Mais Thomas, l'un des douze Apôtres, appelé Didymė, soit qu'il ne fût pas encore revenu de la fuite qu'il avait prise au jardin des olives, soit qu'il fût sorti pour quelque assaire, n'était pas avec eux lorsque Jésus vint ; les autres disciples, tout occupés de la grâce qu'ils venaient de recevoir, et voulant faire part de leur joie à Thomas, lui dirent donc : nous avons vu le Seigneur ressuscité qui s'est exposé à l'épreuve de nos mains, et qui a mangé avec nous; Dominum vidimus. Et bien, leur dit-il, plus circonspect que vous, je ne croirai point, si ces trois conditions ne me rassurent: 1. si je ne vois de mes propres yeux dans ses mains la marque des clous qui les ont percées; 2. si je ne mets mon doigt dans le trou des clous, pour connaître si la largeur répond à la grosseur des clous à peu près semblable à

celle de mon doigt; 3. si je ne mėts dans la plaie de son côte la main tout entière, parce que la lance a dû y faire une ouverture assez large, et si elle ne se trouve pas, je ne croirai pas que c'était lui; non credam. Voilà l'incrédulité presque surnaturelle de Thomas, voici la complaisance plus qu'humaine de Jésus-Christ.

Huit jours après, les disciples étant encore dans le même lieu, et Thomas avec eux, Jésus vint à la manière des esprits, les portes étant fermées, et il se tint du milieu d'eux, et leur dit : la paix soit avec vous : pax vobis. Ensuite s'adressant à Thomas, et répétant les paroles qu'il avait dites à son absence, enfonce, lui dit-il, en lui montrant ses mains, enfonce ici ton doigt; infer digitum tuum huc et vide manus meas. Avance la main de même, et la plonge tout entière dans mon côté, et ne sois plus incrédule, mais fidèle; affer manum tuam, et mitte in latus meum, et noli essé incredulus, sed fidėlis. Enfin Thomas, vaincu et persuadé, répondit et lui dit : mon Seigneur et mon Dieu; Dominus meus et Deus meus. C'est à cette heureuse confession de la divinité du Verbe que je voulais vous conduire avec l'Evangéliste, en vous rapportant sés paroles, parce que c'est de cette confession et de cette foi que dépend toute la paix de votre esprit.

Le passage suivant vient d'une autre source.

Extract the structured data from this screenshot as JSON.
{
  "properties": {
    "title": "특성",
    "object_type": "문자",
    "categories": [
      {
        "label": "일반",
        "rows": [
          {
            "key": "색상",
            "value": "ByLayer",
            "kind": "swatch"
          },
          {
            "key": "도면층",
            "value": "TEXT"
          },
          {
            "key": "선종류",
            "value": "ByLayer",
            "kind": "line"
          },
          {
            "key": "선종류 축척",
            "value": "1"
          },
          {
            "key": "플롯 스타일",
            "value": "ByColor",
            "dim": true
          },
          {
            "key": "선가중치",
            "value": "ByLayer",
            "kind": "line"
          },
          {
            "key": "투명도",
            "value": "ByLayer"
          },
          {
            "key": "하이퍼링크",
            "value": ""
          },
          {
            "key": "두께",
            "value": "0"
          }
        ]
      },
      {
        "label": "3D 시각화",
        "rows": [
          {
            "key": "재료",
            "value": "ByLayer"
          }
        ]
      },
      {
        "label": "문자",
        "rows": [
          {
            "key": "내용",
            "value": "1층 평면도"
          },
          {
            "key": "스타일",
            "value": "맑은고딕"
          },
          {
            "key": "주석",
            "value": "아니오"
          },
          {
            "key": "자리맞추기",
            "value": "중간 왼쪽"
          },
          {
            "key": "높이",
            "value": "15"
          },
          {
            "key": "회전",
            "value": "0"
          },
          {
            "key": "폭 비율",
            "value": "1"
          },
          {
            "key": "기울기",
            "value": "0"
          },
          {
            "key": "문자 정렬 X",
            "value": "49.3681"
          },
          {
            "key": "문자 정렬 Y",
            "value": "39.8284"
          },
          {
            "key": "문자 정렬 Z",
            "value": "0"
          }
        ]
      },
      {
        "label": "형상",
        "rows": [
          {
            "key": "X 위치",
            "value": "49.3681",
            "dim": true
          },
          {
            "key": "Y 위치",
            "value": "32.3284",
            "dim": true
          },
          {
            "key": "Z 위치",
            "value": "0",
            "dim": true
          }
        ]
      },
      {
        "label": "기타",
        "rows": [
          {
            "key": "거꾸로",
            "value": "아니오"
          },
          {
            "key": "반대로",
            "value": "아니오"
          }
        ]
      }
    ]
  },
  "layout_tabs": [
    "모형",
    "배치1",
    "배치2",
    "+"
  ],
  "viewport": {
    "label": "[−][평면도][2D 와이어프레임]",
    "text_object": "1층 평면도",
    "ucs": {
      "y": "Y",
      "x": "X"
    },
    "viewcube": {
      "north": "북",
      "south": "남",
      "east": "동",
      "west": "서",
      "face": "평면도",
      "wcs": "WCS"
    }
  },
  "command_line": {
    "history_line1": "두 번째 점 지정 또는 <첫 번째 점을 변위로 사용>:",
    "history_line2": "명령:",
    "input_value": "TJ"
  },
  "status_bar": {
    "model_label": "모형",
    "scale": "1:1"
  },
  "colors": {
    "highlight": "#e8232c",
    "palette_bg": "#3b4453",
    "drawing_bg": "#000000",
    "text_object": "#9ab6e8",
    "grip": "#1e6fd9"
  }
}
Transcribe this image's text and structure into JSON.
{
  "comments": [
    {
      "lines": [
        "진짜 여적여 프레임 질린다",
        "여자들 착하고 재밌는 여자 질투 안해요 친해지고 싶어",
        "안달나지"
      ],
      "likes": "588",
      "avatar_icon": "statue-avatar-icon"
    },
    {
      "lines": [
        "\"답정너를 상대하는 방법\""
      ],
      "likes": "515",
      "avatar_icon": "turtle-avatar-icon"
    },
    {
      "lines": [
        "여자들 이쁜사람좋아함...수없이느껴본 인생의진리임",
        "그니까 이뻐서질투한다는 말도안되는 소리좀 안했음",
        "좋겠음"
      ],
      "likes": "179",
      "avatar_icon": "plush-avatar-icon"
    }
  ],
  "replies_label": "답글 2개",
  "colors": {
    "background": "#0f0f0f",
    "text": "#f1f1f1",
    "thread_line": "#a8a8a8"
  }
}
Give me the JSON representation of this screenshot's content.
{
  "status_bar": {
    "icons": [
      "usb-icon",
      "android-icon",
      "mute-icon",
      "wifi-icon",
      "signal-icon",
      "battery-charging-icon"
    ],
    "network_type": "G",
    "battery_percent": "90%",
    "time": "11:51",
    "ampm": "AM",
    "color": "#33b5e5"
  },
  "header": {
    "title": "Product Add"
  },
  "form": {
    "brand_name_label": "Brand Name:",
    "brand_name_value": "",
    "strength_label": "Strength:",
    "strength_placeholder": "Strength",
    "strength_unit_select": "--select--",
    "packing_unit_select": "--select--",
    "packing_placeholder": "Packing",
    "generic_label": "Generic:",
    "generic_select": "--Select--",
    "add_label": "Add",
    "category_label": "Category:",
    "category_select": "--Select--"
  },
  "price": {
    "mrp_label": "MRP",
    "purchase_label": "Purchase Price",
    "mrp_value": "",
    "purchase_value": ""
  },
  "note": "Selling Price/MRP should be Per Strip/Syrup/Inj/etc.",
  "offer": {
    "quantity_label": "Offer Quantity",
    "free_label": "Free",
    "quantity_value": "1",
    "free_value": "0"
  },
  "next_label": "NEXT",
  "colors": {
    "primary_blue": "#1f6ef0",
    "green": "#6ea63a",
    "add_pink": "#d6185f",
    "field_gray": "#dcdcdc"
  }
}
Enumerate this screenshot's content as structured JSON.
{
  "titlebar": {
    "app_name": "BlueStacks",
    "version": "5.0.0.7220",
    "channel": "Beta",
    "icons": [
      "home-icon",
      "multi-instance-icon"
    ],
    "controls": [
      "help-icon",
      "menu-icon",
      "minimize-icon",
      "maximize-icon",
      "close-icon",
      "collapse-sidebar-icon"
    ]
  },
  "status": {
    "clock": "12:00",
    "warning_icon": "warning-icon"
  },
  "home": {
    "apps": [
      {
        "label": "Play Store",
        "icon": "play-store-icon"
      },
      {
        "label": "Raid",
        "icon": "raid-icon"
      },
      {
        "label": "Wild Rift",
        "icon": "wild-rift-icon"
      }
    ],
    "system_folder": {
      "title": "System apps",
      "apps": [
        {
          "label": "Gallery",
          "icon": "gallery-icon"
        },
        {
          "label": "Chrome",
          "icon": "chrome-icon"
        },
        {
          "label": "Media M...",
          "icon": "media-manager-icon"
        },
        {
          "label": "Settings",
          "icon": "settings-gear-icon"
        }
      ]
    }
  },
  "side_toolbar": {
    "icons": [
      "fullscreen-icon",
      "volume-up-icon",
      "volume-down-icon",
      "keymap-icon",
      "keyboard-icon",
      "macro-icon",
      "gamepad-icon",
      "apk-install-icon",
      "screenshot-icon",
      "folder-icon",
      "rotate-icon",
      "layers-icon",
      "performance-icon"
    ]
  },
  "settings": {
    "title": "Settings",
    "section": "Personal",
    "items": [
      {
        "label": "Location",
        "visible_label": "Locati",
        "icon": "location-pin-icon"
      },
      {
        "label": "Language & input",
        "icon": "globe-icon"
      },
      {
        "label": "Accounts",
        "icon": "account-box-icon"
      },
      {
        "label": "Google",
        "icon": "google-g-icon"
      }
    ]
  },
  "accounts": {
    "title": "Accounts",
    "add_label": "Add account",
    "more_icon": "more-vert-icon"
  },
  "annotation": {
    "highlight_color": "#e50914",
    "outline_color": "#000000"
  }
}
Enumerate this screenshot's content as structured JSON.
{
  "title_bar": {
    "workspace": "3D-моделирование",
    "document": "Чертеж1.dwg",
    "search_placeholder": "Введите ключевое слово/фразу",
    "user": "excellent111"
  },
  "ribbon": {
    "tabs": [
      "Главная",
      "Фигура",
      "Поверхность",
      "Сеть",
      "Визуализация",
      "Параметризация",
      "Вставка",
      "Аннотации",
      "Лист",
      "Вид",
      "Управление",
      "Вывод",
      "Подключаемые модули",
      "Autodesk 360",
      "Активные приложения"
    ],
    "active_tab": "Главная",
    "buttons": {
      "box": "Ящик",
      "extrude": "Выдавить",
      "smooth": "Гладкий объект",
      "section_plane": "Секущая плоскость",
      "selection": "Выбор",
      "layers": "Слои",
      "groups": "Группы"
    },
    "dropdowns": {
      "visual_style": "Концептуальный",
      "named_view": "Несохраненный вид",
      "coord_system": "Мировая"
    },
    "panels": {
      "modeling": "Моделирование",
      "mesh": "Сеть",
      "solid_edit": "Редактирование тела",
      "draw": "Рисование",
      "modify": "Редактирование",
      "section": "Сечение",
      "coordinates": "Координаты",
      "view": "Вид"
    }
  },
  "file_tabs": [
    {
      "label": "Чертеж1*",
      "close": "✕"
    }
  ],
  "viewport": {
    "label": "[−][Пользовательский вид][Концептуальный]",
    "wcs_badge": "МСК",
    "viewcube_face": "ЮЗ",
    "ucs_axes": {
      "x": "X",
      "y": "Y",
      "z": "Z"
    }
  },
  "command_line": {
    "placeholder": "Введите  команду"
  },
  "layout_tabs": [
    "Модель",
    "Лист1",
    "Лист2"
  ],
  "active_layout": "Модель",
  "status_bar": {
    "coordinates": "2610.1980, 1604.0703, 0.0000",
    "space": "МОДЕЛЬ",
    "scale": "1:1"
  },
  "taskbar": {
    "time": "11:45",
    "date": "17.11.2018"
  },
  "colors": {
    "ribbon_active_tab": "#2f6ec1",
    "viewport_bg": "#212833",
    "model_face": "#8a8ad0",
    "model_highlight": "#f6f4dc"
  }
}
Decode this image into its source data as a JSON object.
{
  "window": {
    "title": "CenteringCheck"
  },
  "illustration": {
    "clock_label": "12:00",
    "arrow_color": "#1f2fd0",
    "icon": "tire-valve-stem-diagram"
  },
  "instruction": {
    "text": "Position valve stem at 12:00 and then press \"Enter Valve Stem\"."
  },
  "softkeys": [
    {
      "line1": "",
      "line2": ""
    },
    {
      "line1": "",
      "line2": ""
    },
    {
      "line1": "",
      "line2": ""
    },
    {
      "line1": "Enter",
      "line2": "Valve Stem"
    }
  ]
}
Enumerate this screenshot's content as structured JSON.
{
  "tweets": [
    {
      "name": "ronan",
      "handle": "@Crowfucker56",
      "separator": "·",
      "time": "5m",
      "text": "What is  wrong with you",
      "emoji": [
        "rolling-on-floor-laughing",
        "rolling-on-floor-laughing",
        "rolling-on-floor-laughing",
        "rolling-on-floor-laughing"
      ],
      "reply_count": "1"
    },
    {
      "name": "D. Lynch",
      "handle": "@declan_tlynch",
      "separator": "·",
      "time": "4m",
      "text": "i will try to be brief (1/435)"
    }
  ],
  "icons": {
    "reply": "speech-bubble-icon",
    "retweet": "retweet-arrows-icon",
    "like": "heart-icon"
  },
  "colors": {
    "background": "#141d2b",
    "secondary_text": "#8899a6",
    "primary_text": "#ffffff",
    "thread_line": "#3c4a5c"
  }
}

Je suppose en effet que quelqu'un soit assez malheureux de dire avec l'infidèle Thomas qu'il ne croira pas, non credam, à quoi doit se résoudre ce vain esprit pour jouir de la paix qu'il cherche ? à rejeter comme faux et supposé tout ce qui a été révélé aux Patriarches, et par eux à leurs enfants depuis la création du monde'; tout ce qui a été inspiré aux prophètes, et que la nation Juive a révéré malgré l'intérêt qu'elle avait de s'y opposer; tout ce que Jésus-Christ a enseigné, et que ses disciples ont reçu ; tout ce que les apôtres ont annoncé, et que le monde et les plus sages ont cru'; tous les miracles qui ont assuré leur doctrine, et toutes les merveilles qui ont servi à l'établissement du christianisme ; toutes les histoires, même celles qui souffrent l'épreuve de la critique la plus sévère; voilà le pas hardi qu'un incrédule doit faire vers le passé, avant de tranquilliser son esprit.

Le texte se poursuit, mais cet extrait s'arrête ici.